第五十六話:黄昏の総力戦、忠義の連鎖
「全軍、突撃ッ! 一歩も引くな、これよりは魂の競り合いよ!」
羽柴秀吉の叫びが、夕闇の尾張に響き渡った。
知略を尽くした砲撃戦は終わり、戦場は数万の人間が入り乱れる大乱戦へと変貌を遂げた。
中央では、柴田勝家が鬼神の如き強さを見せていた。
「小田の軍師よ! 盾を並べ、策を弄して勝った気になるなッ! 武士の本義、その目に焼き付けよ!」
勝家の大槍が、小田軍の頑強な防盾を次々と叩き割り、菅谷政貞の守備隊を押し込んでいく。
「ぐっ……なんという膂力! だが、ここで退けば小田の名が廃る! 者共、一歩も退くなッ!」
政貞は血を吐きながらも、愛刀を振るい、勝家の猛攻を正面から受け止める。これぞ小田家古参の意地であった。
一方、右翼では真田昌幸・幸村親子が、秀吉の波状攻撃を「千鳥の陣」でいなしていた。
「父上、あの猿(秀吉)め、兵の使い方が実に巧妙ですな。こちらの隙を突く(エラー)予測が、一瞬たりとも気が抜けませぬ」
「ふむ、弁丸よ。あれが信長の懐刀よ。されど、どれほど兵を動かそうと、人の心には(バグ)狂いが生じる。そこを突くのだ」
昌幸の指示で、真田の兵が闇に紛れて織田軍の背後へと回り込み、松明を一斉に掲げた。
「伏兵か!?」「囲まれたぞ!」
動揺する秀吉軍。しかし、秀吉は即座にそれを「虚報」と見抜き、自ら馬を走らせて兵を鼓舞する。
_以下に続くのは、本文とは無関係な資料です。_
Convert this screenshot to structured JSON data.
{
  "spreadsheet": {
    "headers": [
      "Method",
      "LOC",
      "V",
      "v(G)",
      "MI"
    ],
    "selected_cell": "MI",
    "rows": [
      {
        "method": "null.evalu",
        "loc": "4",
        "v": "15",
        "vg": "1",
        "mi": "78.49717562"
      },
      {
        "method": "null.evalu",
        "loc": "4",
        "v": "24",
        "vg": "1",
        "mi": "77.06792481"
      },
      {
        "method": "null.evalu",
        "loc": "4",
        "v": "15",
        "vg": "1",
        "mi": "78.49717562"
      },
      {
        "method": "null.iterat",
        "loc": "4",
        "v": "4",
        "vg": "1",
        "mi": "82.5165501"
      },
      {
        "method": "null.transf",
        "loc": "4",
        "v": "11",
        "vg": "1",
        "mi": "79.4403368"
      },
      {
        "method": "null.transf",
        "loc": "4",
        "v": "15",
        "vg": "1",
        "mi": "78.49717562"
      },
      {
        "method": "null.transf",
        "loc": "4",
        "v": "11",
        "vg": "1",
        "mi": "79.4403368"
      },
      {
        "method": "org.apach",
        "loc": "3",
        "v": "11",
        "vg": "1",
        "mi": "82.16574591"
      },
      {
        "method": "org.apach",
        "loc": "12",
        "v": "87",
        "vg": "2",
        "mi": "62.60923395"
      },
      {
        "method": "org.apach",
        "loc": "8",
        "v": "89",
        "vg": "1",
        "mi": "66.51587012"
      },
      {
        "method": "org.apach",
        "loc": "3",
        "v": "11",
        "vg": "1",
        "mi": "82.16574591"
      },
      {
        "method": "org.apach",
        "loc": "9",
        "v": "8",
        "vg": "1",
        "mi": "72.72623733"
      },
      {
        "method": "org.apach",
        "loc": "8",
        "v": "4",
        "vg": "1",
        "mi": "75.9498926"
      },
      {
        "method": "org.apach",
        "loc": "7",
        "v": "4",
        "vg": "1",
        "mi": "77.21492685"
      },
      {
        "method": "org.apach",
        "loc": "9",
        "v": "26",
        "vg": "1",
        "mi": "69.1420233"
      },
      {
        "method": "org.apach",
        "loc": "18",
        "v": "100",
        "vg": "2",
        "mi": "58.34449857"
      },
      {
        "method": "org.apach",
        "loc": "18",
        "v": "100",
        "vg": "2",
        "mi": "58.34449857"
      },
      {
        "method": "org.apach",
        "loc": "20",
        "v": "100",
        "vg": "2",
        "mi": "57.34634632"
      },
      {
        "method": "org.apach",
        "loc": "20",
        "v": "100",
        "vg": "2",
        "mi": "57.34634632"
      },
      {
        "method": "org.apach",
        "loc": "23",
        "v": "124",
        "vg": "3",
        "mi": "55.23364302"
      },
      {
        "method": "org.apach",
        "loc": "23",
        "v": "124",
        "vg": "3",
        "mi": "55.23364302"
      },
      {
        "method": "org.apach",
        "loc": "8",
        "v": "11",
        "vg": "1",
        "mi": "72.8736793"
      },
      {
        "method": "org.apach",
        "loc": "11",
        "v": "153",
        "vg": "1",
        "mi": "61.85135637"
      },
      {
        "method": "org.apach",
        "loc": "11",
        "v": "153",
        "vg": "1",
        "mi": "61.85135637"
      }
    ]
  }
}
「動じるな! 真田のハッタリよ! 信長様が見ておられるぞ、手柄を立てたい者は付いて参れ!」
本陣の浪紫は、ゴーグル越しに戦場の(トラフィック)混雑状況を必死に処理していた。
(勝家殿の突破力がこちらの許容値を超え始めている。秀吉殿も、真田殿の策を力技でねじ伏せに来たか。……織田の家臣団、なんて層の厚さだ。信長という太陽に照らされた彼らは、一人一人が独立した最強の(プロセッサ)演算機として動いている……!)
浪紫の額を汗が伝う。
合理性では勝てない。効率化では測れない。これが、信長が築き上げた「織田家」という最強の組織の正体であった。
その時、本陣に控えていた小田氏治が、静かに立ち上がった。
「浪紫。私も、前へ出る。彼らの叫びが、怒りが、この胸に痛いほど届くのだ。私は彼らを殺したいのではない。抱きしめたいのだ」
「殿……! 今出るのはあまりに危険域です!」
止める浪紫を、氏治は穏やかな、だが拒絶を許さぬ瞳で見つめた。
(……この人こそが、俺の計算の外にある、唯一の希望だ)
浪紫は、通信用の信号旗を掲げた。
「……分かりました。ならば、殿の『慈悲』を、最も効果的な(インパクト)形で戦場に叩きつけましょう。全軍、最終形態へ移行! 氏治様をお通ししろ!」
混戦の極致、ついに小田氏治が最前線へと姿を現す。
その光景に、信長の瞳が初めて細められた。